Weddle-Beck rivalry has blossomed into friendship

Published: Tuesday, Nov. 23 2010 11:00 p.m. MST

John Beck

"Some believe that sports build character. I believe that sports reveal character. I see too many players who are characters today. I like a player with character." — John Wooden, legendary UCLA basketball coach.

Perhaps the most endearing play in the long history of the Utah-BYU rivalry came moments after its greatest drama.

In the chaos that followed John Beck's 2006 game-winning touchdown pass to Jonny Harline on the last play of an epic battle, the senior quarterback found himself on the receiving end of a quick hug and congratulations from someone he didn't expect — Utah senior Eric Weddle.
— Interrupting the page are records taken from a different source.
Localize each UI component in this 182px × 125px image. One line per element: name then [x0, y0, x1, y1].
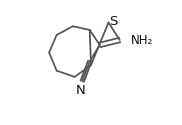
Text: NH₂: NH₂: [131, 34, 153, 46]
Text: S: S: [109, 15, 117, 28]
Text: N: N: [76, 84, 86, 97]
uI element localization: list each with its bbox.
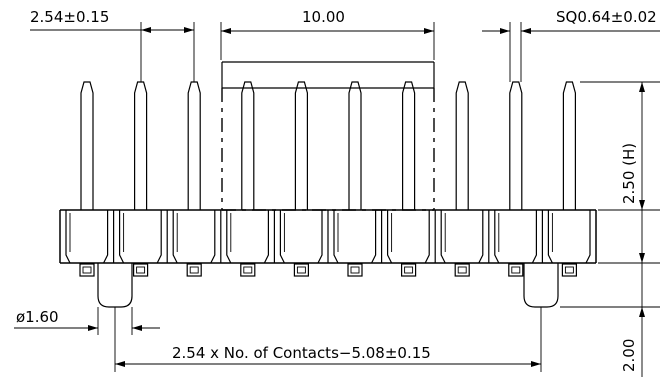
housing-cell: [381, 210, 430, 264]
pin-pad: [240, 263, 256, 277]
housing-cell: [541, 210, 591, 264]
pin: [241, 81, 255, 210]
post-diameter-label: ø1.60: [16, 308, 59, 326]
pin: [134, 81, 148, 210]
housing-cells: [65, 210, 591, 264]
left-post: [97, 263, 133, 308]
housing-cell: [327, 210, 377, 264]
pin-pad: [454, 263, 470, 277]
pin-square-dimension: SQ0.64±0.02: [482, 8, 660, 82]
locating-posts: [97, 263, 559, 308]
housing-cell: [434, 210, 484, 264]
pin-pad: [133, 263, 149, 277]
pin: [455, 81, 469, 210]
pin: [294, 81, 308, 210]
pin-height-label: 2.50 (H): [620, 143, 638, 204]
housing-cell: [65, 210, 109, 264]
pin: [187, 81, 201, 210]
housing-pads: [79, 263, 578, 277]
pin: [509, 81, 523, 210]
post-spacing-dimension: 2.54 x No. of Contacts−5.08±0.15: [114, 307, 542, 372]
post-height-dimension: 2.00: [560, 210, 660, 377]
housing-body: [59, 209, 597, 277]
post-diameter-dimension: ø1.60: [14, 307, 160, 335]
pin-pad: [508, 263, 524, 277]
pin: [348, 81, 362, 210]
pin-height-dimension: 2.50 (H): [580, 81, 660, 211]
housing-cell: [488, 210, 537, 264]
housing-cell: [273, 210, 323, 264]
housing-cell: [112, 210, 162, 264]
pin-pad: [186, 263, 202, 277]
right-post: [523, 263, 559, 308]
pin-pad: [401, 263, 417, 277]
pin: [80, 81, 94, 210]
pin-pad: [79, 263, 95, 277]
pin-pad: [293, 263, 309, 277]
housing-cell: [220, 210, 269, 264]
pitch-dimension: 2.54±0.15: [30, 8, 195, 82]
pin: [402, 81, 416, 210]
post-spacing-label: 2.54 x No. of Contacts−5.08±0.15: [172, 344, 431, 362]
shroud-width-dimension: 10.00: [220, 8, 435, 60]
pin-square-label: SQ0.64±0.02: [556, 8, 657, 26]
pin-pad: [561, 263, 578, 277]
pitch-label: 2.54±0.15: [30, 8, 109, 26]
pin-pad: [347, 263, 363, 277]
shroud-width-label: 10.00: [302, 8, 345, 26]
post-height-label: 2.00: [620, 339, 638, 372]
shroud-outline: [221, 61, 435, 211]
pins-group: [80, 81, 576, 210]
housing-cell: [166, 210, 216, 264]
pin: [562, 81, 576, 210]
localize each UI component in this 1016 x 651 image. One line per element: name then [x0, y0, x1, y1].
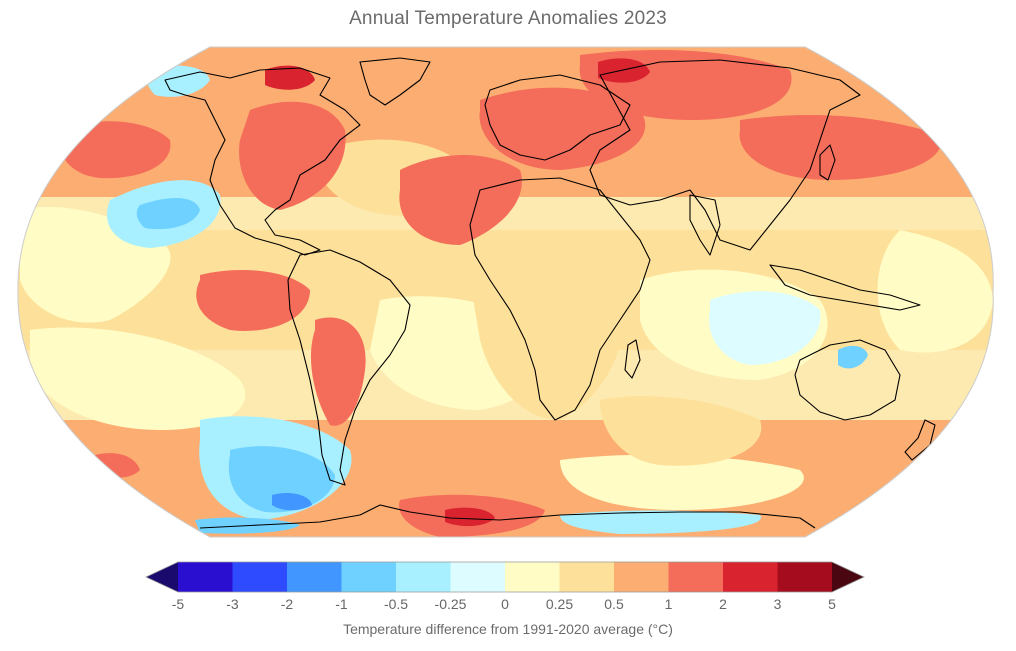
legend-swatch [450, 562, 506, 592]
legend-swatch [505, 562, 560, 592]
legend-swatch [559, 562, 615, 592]
anomaly-zone-east-pacific-blue [136, 198, 200, 230]
legend-swatch [396, 562, 451, 592]
anomaly-zone-europe-red [479, 87, 646, 170]
anomaly-zone-north-atlantic-red [399, 155, 522, 245]
anomaly-zone-east-asia-red [739, 115, 942, 180]
anomaly-zone-far-south-pale [560, 454, 804, 510]
legend-swatch [287, 562, 342, 592]
legend-tick-label: 0 [501, 596, 509, 612]
legend-tick-label: 3 [774, 596, 782, 612]
coastline-indonesia [769, 264, 921, 311]
anomaly-zone-antarctic-coast-blue [560, 510, 761, 534]
coastline-australia [794, 339, 901, 421]
legend-swatch [614, 562, 669, 592]
legend-tick-label: -3 [226, 596, 239, 612]
legend-swatch [232, 562, 288, 592]
anomaly-zone-australia-blue [838, 345, 868, 369]
anomaly-zone-north-canada-darkred [265, 65, 315, 90]
coastlines [164, 57, 936, 529]
anomaly-zone-south-pacific-pale [30, 327, 246, 430]
anomaly-zone-south-america-red [310, 317, 366, 426]
coastline-greenland [359, 57, 431, 106]
coastline-madagascar [624, 339, 641, 379]
coastline-africa [469, 177, 651, 421]
legend-bar: -5 -3 -2 -1 -0.5 -0.25 0 0.25 0.5 1 2 3 5 [145, 561, 865, 612]
anomaly-zone-north-europe-darkred [598, 58, 650, 83]
legend-swatch [178, 562, 233, 592]
coastline-india [689, 194, 721, 256]
coastline-europe [484, 74, 631, 161]
anomaly-zone-africa-light [470, 276, 622, 420]
anomaly-field [17, 47, 994, 537]
legend-tick-label: 2 [719, 596, 727, 612]
legend-outline [145, 561, 865, 593]
legend-swatch [723, 562, 778, 592]
legend-under-arrow [146, 562, 178, 592]
anomaly-zone-south-indian-light [600, 396, 762, 466]
coastline-north-america [164, 67, 361, 256]
coastline-japan [819, 144, 836, 181]
coastline-new-zealand [904, 419, 936, 461]
legend-tick-label: 0.5 [604, 596, 624, 612]
legend-tick-label: -1 [335, 596, 348, 612]
anomaly-zone-south-pacific-darkblue [272, 493, 312, 511]
anomaly-zone-indian-ocean-lightblue [709, 291, 821, 365]
anomaly-zone-north-pacific-red [59, 121, 171, 179]
legend-swatch [777, 562, 833, 592]
legend-tick-label: -0.25 [435, 596, 467, 612]
legend-swatch [668, 562, 724, 592]
legend-swatch [341, 562, 397, 592]
coastline-south-america [287, 249, 411, 486]
legend-caption: Temperature difference from 1991-2020 av… [343, 621, 673, 637]
globe-outline [17, 46, 994, 538]
legend-tick-label: -0.5 [384, 596, 408, 612]
legend-tick-label: -5 [172, 596, 185, 612]
legend-tick-label: 0.25 [546, 596, 573, 612]
anomaly-zone-east-north-america-red [239, 101, 346, 210]
legend-tick-label: -2 [281, 596, 294, 612]
coastline-asia [589, 59, 861, 251]
anomaly-zone-antarctica-darkred [445, 507, 495, 527]
anomaly-zone-south-pacific-blue [228, 446, 335, 513]
map-title: Annual Temperature Anomalies 2023 [349, 8, 667, 29]
coastline-antarctica [199, 504, 816, 529]
anomaly-zone-east-pacific-pale [877, 230, 993, 353]
legend-tick-label: 5 [828, 596, 836, 612]
legend-over-arrow [832, 562, 864, 592]
anomaly-zone-equatorial-pacific-red [196, 270, 310, 331]
legend-tick-label: 1 [665, 596, 673, 612]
As these fierce competitors walked and talked, red No. 32 put his arm around the white shoulder pads of No. 12. They shared some friendly words, shook hands and parted ways.

A friendship was born.

Four years later, Beck is the third-string quarterback for the Washington Redskins and Weddle plays free safety for the San Diego Chargers. The two live a 15-minute drive from one another outside San Diego. Prior to fall training camp, the Becks and Weddles met for a barbecue and some boating at a friend's beach house. John invited Eric to play in his charity golf tournament. There are also plans to do some serious fishing in the coming offseason.
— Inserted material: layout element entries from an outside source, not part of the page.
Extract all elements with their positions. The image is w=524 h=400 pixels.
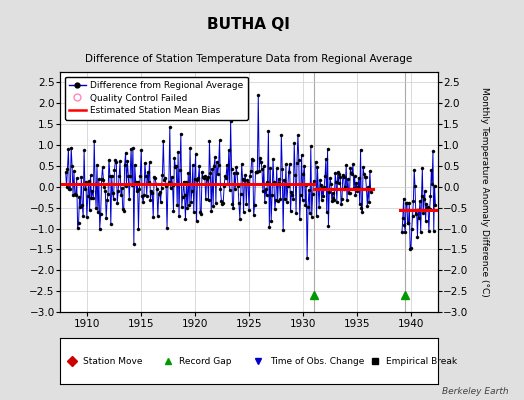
Text: Empirical Break: Empirical Break <box>386 356 457 366</box>
Text: Record Gap: Record Gap <box>179 356 232 366</box>
Text: Difference of Station Temperature Data from Regional Average: Difference of Station Temperature Data f… <box>85 54 412 64</box>
Text: Berkeley Earth: Berkeley Earth <box>442 387 508 396</box>
Legend: Difference from Regional Average, Quality Control Failed, Estimated Station Mean: Difference from Regional Average, Qualit… <box>65 76 248 120</box>
Text: Station Move: Station Move <box>83 356 143 366</box>
Text: Time of Obs. Change: Time of Obs. Change <box>270 356 364 366</box>
Text: BUTHA QI: BUTHA QI <box>208 17 290 32</box>
Y-axis label: Monthly Temperature Anomaly Difference (°C): Monthly Temperature Anomaly Difference (… <box>479 87 488 297</box>
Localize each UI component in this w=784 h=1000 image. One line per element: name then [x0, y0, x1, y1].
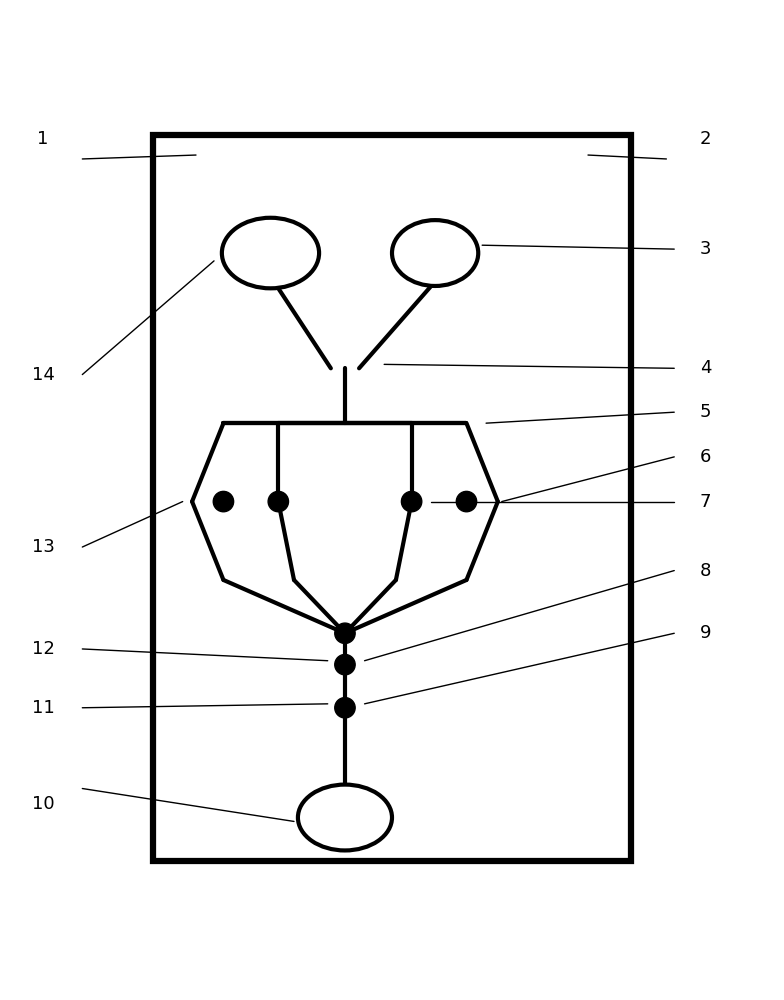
- Text: 7: 7: [700, 493, 711, 511]
- Ellipse shape: [298, 785, 392, 850]
- Text: 14: 14: [31, 366, 55, 384]
- Text: 2: 2: [700, 130, 711, 148]
- Circle shape: [213, 491, 234, 512]
- Bar: [153, 135, 631, 861]
- Text: 8: 8: [700, 562, 711, 580]
- Circle shape: [456, 491, 477, 512]
- Text: 1: 1: [38, 130, 49, 148]
- Text: 11: 11: [31, 699, 55, 717]
- Text: 10: 10: [32, 795, 54, 813]
- Circle shape: [401, 491, 422, 512]
- Text: 9: 9: [700, 624, 711, 642]
- Circle shape: [268, 491, 289, 512]
- Text: 6: 6: [700, 448, 711, 466]
- Text: 3: 3: [700, 240, 711, 258]
- Circle shape: [335, 698, 355, 718]
- Ellipse shape: [392, 220, 478, 286]
- Text: 12: 12: [31, 640, 55, 658]
- Text: 4: 4: [700, 359, 711, 377]
- Text: 5: 5: [700, 403, 711, 421]
- Ellipse shape: [222, 218, 319, 288]
- Circle shape: [335, 654, 355, 675]
- Circle shape: [335, 623, 355, 643]
- Text: 13: 13: [31, 538, 55, 556]
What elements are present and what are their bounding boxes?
"It's funny," Beck said. "Neither of us knew each other until the rivalry. Neither of us is from Utah. But our paths crossed and now we live by each other. It's been interesting to see how it has all played out since then."

Beck's validation

As the Cougars went crazy and the Utes watched in stunned silence, it was hard to describe how Beck was feeling when the '06 game ended.

BYU had not beaten Utah in four years. The 2004 game ended in a blowout loss in Salt Lake City; the Utes stole an overtime victory in the '05 game in Provo. The senior signal-caller had also endured years of criticism and abuse from his own fan base for failing to win the big games.

So when Beck orchestrated a 75-yard drive in the final 1:09, and scrambled to find teammate Jonny Harline open with an 11-yard touchdown pass on the final play of the game, his emotions overflowed.

"After the '04 game, after our coach spoke to the team, I walked back out on the field and watched all the people celebrate the fiesta," Beck said. "I wanted to take a mental picture. Before I left BYU, I wanted to have a moment like that for our team."

Beck continued: "When the game came down to the wire (in '06) and Utah scored to go ahead, I couldn't believe it. We had played so well, we worked so hard. I made the decision that we were going to win. I had this calm, it-is-going-to-happen feeling."

Beck didn't know it yet, but his resolve had won the respect of his arch nemesis.

Weddle's mettle

When Eric Weddle reflects on the '06 game and the events that followed, he shrugs. "How did I even do that? I don't know," he says.

Losing on the final play to Beck and the Cougars in his final home game was a bitter pill to swallow for Utah's all-American. Weddle rarely came off the field. When he wasn't making tackles or matching up with BYU's biggest receiving threat defensively, he was running with the ball or playing special teams. He even threw an 18-yard touchdown pass in the first half. He had never lost to the Cougars and wasn't about to lose as a senior.

On the game's final play, the crimson captain was on the opposite side of the end zone when he saw Beck float his unforgettable pass to Harline. Suddenly it was all over. Utah had lost and Weddle was crushed.

"To lose like that … I didn't get over that loss for weeks … just thinking about it …" Weddle said. "But sometimes you got to be the bigger man."